Sprawa nabrała tempa przy okazji ubiegłorocznych spotkań na temat połączenia miasta z gminą. Mieszkańcy i w Zatoniu, i w Ochli podawali brak kanalizacji jako jedną z najbardziej palących bolączek.
- Na początku marca rozmawiałem na ten temat z Aleksandrą Malarz, dyrektorem Departamentu Funduszy Europejskich w Ministerstwie Środowiska. Zastanawialiśmy się, czy jest realne rozszerzenie projektu o kolejne dwie wsie – tłumaczył wtedy wiceprezydent Krzysztof Kaliszuk. – Wygląda na to, że jest możliwe. A to oznacza, że można otrzymać finansowe wsparcie z zewnątrz. Większe niż w przypadku PROW.
Mieszkańcy zaczęli zbierać podpisy pod petycją w sprawie budowy sieci, Zielonogórskie Wodociągi i Kanalizacje zleciły opracowanie koncepcji budowy kanalizacji. Jeszcze nie jest ona do końca gotowa, ale podczas spotkań z mieszkańcami prezydent Janusz Kubicki mógł przedstawić wstępne założenia.
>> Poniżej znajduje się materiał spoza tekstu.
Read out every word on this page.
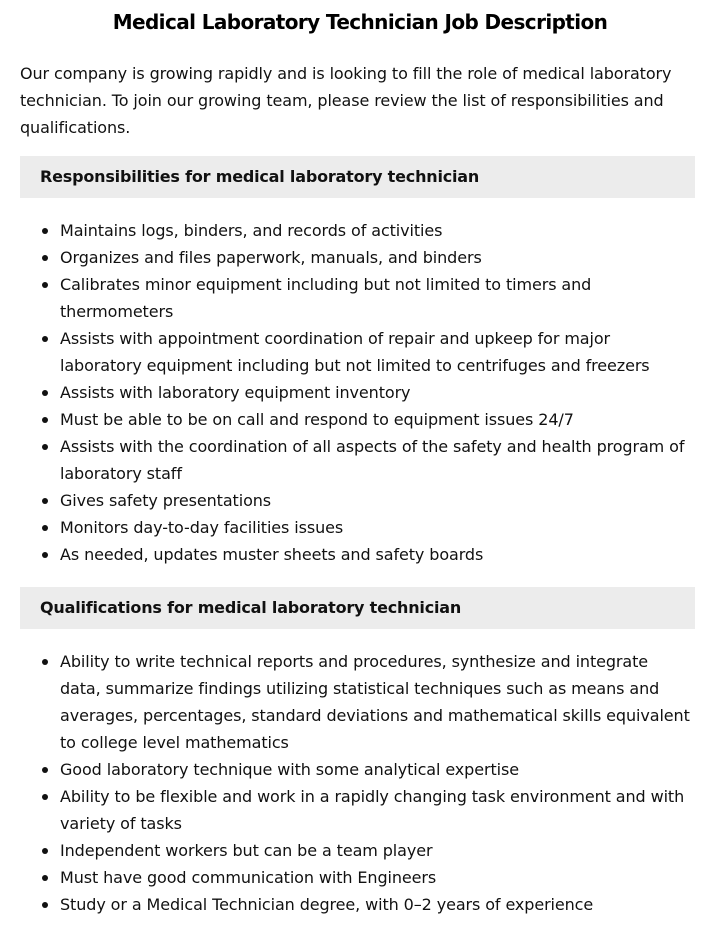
Medical Laboratory Technician Job Description

Our company is growing rapidly and is looking to fill the role of medical laboratory technician. To join our growing team, please review the list of responsibilities and qualifications.

Responsibilities for medical laboratory technician
Maintains logs, binders, and records of activities
Organizes and files paperwork, manuals, and binders
Calibrates minor equipment including but not limited to timers and thermometers
Assists with appointment coordination of repair and upkeep for major laboratory equipment including but not limited to centrifuges and freezers
Assists with laboratory equipment inventory
Must be able to be on call and respond to equipment issues 24/7
Assists with the coordination of all aspects of the safety and health program of laboratory staff
Gives safety presentations
Monitors day-to-day facilities issues
As needed, updates muster sheets and safety boards
Qualifications for medical laboratory technician
Ability to write technical reports and procedures, synthesize and integrate data, summarize findings utilizing statistical techniques such as means and averages, percentages, standard deviations and mathematical skills equivalent to college level mathematics
Good laboratory technique with some analytical expertise
Ability to be flexible and work in a rapidly changing task environment and with variety of tasks
Independent workers but can be a team player
Must have good communication with Engineers
Study or a Medical Technician degree, with 0–2 years of experience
Szczegóły prezentował wiceprezydent K. Kaliszuk.
- W Zatoniu rozważamy dwa warianty rozwiązania problemu. Budujemy kanalizację z własną oczyszczalnią ścieków w Zatoniu lub je przepompowujemy do Drzonkowa – tłumaczył K. Kaliszuk. - Pierwszy wariant kosztuje ok. 10,5 mln zł, drugi 9,2 mln zł. Różnice są niewielkie, zadecyduje wariant, który jest korzystniejszy w eksploatacji. Jeżeli się zmobilizujemy, to kanalizacja mogłaby powstać w 2015 r. Można jeszcze wywalczyć pieniądze z obecnej perspektywy finansowej Unii Europejskiej.
Bardziej skomplikowana jest sytuacja w Ochli. Wieś jest większa i większe będą koszty. Tutaj również rozważane są dwa warianty. Wariant pierwszy, z wykorzystaniem obecnej oczyszczalni ścieków, kosztowałby 16,2 mln zł. Drugi wariant zakłada wybudowanie nowej oczyszczalni ścieków przy ul. Osiedlowej. Ma kosztować 16,9 mln zł.
- Do końca roku zrobimy projekt. Inwestycję można zrealizować w latach 2015-16. Znajdziemy na nią pieniądze. To są fakty. To jest nasza oferta. Jeżeli do połączenia nie dojdzie, to my skoncentrujemy się na rozwoju miasta – mówił K. Kaliszuk na zebraniu w Ochli.
- Mnie te argumenty przekonują. Jeżeli nie dojdzie do połączenia, to pewnie nigdy nie będziemy mieli kanalizacji – uważa J. Berent. – Dodatkowym argumentem jest zapewnienie prezydenta, że mimo budowy kanalizacji nadal będziemy mieli 9 mln zł z Funduszu Integracyjnego. Za to naprawdę można bardzo dużo zrobić.